Do you know the legend of the Cherokee Indian youths’ rite of Passage?

His father takes him into the forest, blindfolds him and leaves him alone. He is required to sit on a stump the whole night and not remove the blindfold until the rays of the morning sun shine through it. He cannot cry out for help to anyone.

Once he survives the night, he is a MAN.

He cannot tell the other boys of this experience, because each lad must come into manhood on his own. The boy is naturally terrified. He can hear all kinds of noises. Wild beasts must surely be all around him . Maybe even some human might do him harm.

The wind blew the grass and earth, and shook his stump, but he sat stoically, never removing the blindfold. It would be the only way he could become a man! Finally, after a horrific night the sun appeared and he removed his blindfold.

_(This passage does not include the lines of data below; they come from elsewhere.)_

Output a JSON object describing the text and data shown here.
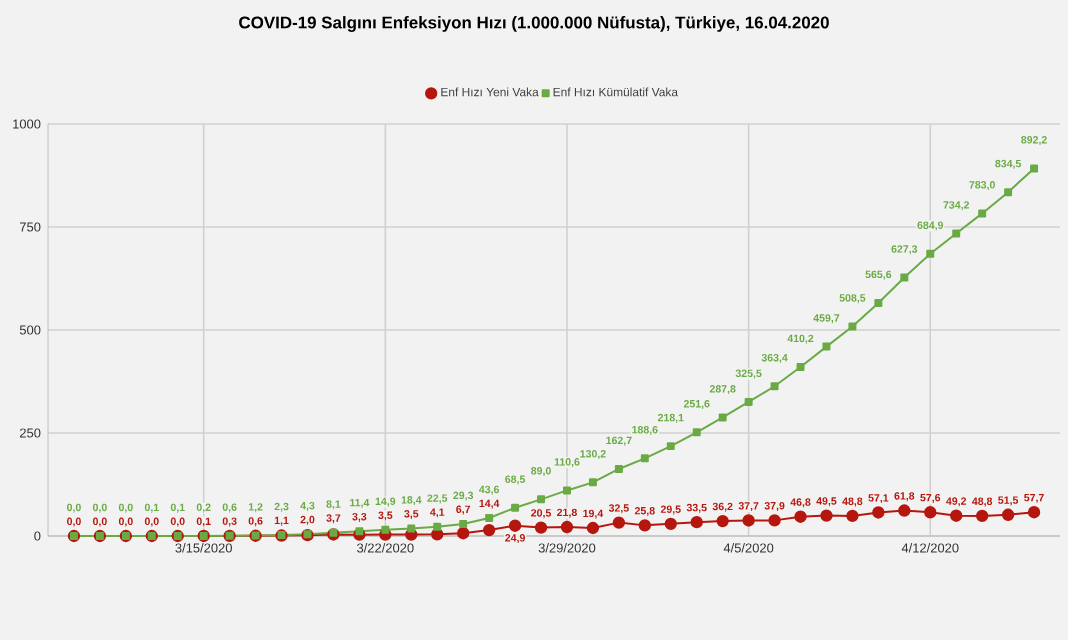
{
  "chart_data": {
    "type": "line",
    "title": "COVID-19 Salgını Enfeksiyon Hızı (1.000.000 Nüfusta), Türkiye, 16.04.2020",
    "x": [
      "2020-03-10",
      "2020-03-11",
      "2020-03-12",
      "2020-03-13",
      "2020-03-14",
      "2020-03-15",
      "2020-03-16",
      "2020-03-17",
      "2020-03-18",
      "2020-03-19",
      "2020-03-20",
      "2020-03-21",
      "2020-03-22",
      "2020-03-23",
      "2020-03-24",
      "2020-03-25",
      "2020-03-26",
      "2020-03-27",
      "2020-03-28",
      "2020-03-29",
      "2020-03-30",
      "2020-03-31",
      "2020-04-01",
      "2020-04-02",
      "2020-04-03",
      "2020-04-04",
      "2020-04-05",
      "2020-04-06",
      "2020-04-07",
      "2020-04-08",
      "2020-04-09",
      "2020-04-10",
      "2020-04-11",
      "2020-04-12",
      "2020-04-13",
      "2020-04-14",
      "2020-04-15",
      "2020-04-16"
    ],
    "series": [
      {
        "name": "Enf Hızı Yeni Vaka",
        "color": "#b5170e",
        "marker": "circle",
        "values": [
          0.0,
          0.0,
          0.0,
          0.0,
          0.0,
          0.1,
          0.3,
          0.6,
          1.1,
          2.0,
          3.7,
          3.3,
          3.5,
          3.5,
          4.1,
          6.7,
          14.4,
          24.9,
          20.5,
          21.8,
          19.4,
          32.5,
          25.8,
          29.5,
          33.5,
          36.2,
          37.7,
          37.9,
          46.8,
          49.5,
          48.8,
          57.1,
          61.8,
          57.6,
          49.2,
          48.8,
          51.5,
          57.7
        ],
        "value_labels": [
          "0,0",
          "0,0",
          "0,0",
          "0,0",
          "0,0",
          "0,1",
          "0,3",
          "0,6",
          "1,1",
          "2,0",
          "3,7",
          "3,3",
          "3,5",
          "3,5",
          "4,1",
          "6,7",
          "14,4",
          "24,9",
          "20,5",
          "21,8",
          "19,4",
          "32,5",
          "25,8",
          "29,5",
          "33,5",
          "36,2",
          "37,7",
          "37,9",
          "46,8",
          "49,5",
          "48,8",
          "57,1",
          "61,8",
          "57,6",
          "49,2",
          "48,8",
          "51,5",
          "57,7"
        ]
      },
      {
        "name": "Enf Hızı Kümülatif Vaka",
        "color": "#6aaa44",
        "marker": "square",
        "values": [
          0.0,
          0.0,
          0.0,
          0.1,
          0.1,
          0.2,
          0.6,
          1.2,
          2.3,
          4.3,
          8.1,
          11.4,
          14.9,
          18.4,
          22.5,
          29.3,
          43.6,
          68.5,
          89.0,
          110.6,
          130.2,
          162.7,
          188.6,
          218.1,
          251.6,
          287.8,
          325.5,
          363.4,
          410.2,
          459.7,
          508.5,
          565.6,
          627.3,
          684.9,
          734.2,
          783.0,
          834.5,
          892.2
        ],
        "value_labels": [
          "0,0",
          "0,0",
          "0,0",
          "0,1",
          "0,1",
          "0,2",
          "0,6",
          "1,2",
          "2,3",
          "4,3",
          "8,1",
          "11,4",
          "14,9",
          "18,4",
          "22,5",
          "29,3",
          "43,6",
          "68,5",
          "89,0",
          "110,6",
          "130,2",
          "162,7",
          "188,6",
          "218,1",
          "251,6",
          "287,8",
          "325,5",
          "363,4",
          "410,2",
          "459,7",
          "508,5",
          "565,6",
          "627,3",
          "684,9",
          "734,2",
          "783,0",
          "834,5",
          "892,2"
        ]
      }
    ],
    "xlim": [
      "2020-03-09",
      "2020-04-17"
    ],
    "xticks": [
      {
        "value": "2020-03-15",
        "label": "3/15/2020"
      },
      {
        "value": "2020-03-22",
        "label": "3/22/2020"
      },
      {
        "value": "2020-03-29",
        "label": "3/29/2020"
      },
      {
        "value": "2020-04-05",
        "label": "4/5/2020"
      },
      {
        "value": "2020-04-12",
        "label": "4/12/2020"
      }
    ],
    "ylim": [
      0,
      1000
    ],
    "yticks": [
      0,
      250,
      500,
      750,
      1000
    ],
    "grid": true,
    "legend": "top",
    "line_style": "solid"
  }
}
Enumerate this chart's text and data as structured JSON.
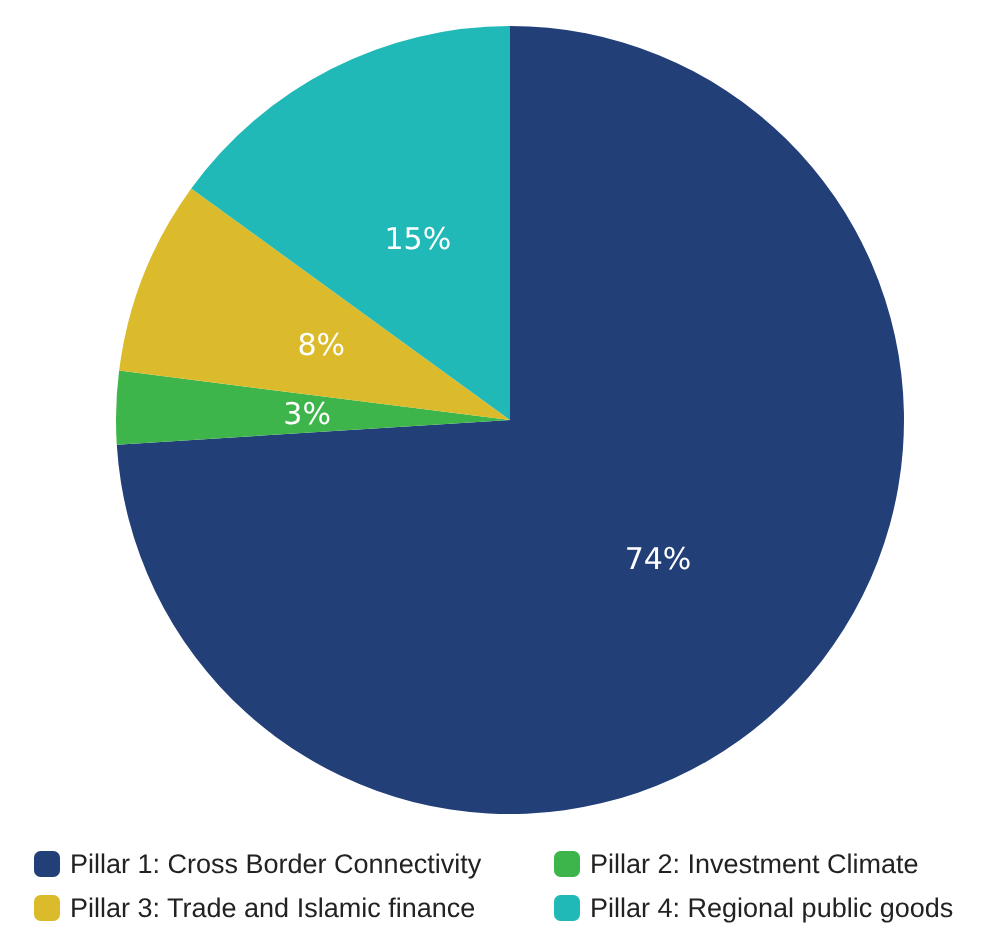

It was then that he discovered his father sitting on the stump next to him. He had been at watch the entire night, protecting his son from harm.

We, too, are never alone. Even when we don’t know it, God is watching over us, sitting on the stump beside us. When trouble comes, all we have to do is reach out to Him.


  1. Michael Bauman says

    And we who are so much more civilized abandon our children to the voracious predators for or own passing whims or even kill them ourselves.

    In the tradition of the Church, the entrance into adulthood is the time of first confession. The child faces, really for the first time, all of the horrors of sin and takes responsibility for his/her own while reaching out to our Lord, God and Savior at the same time.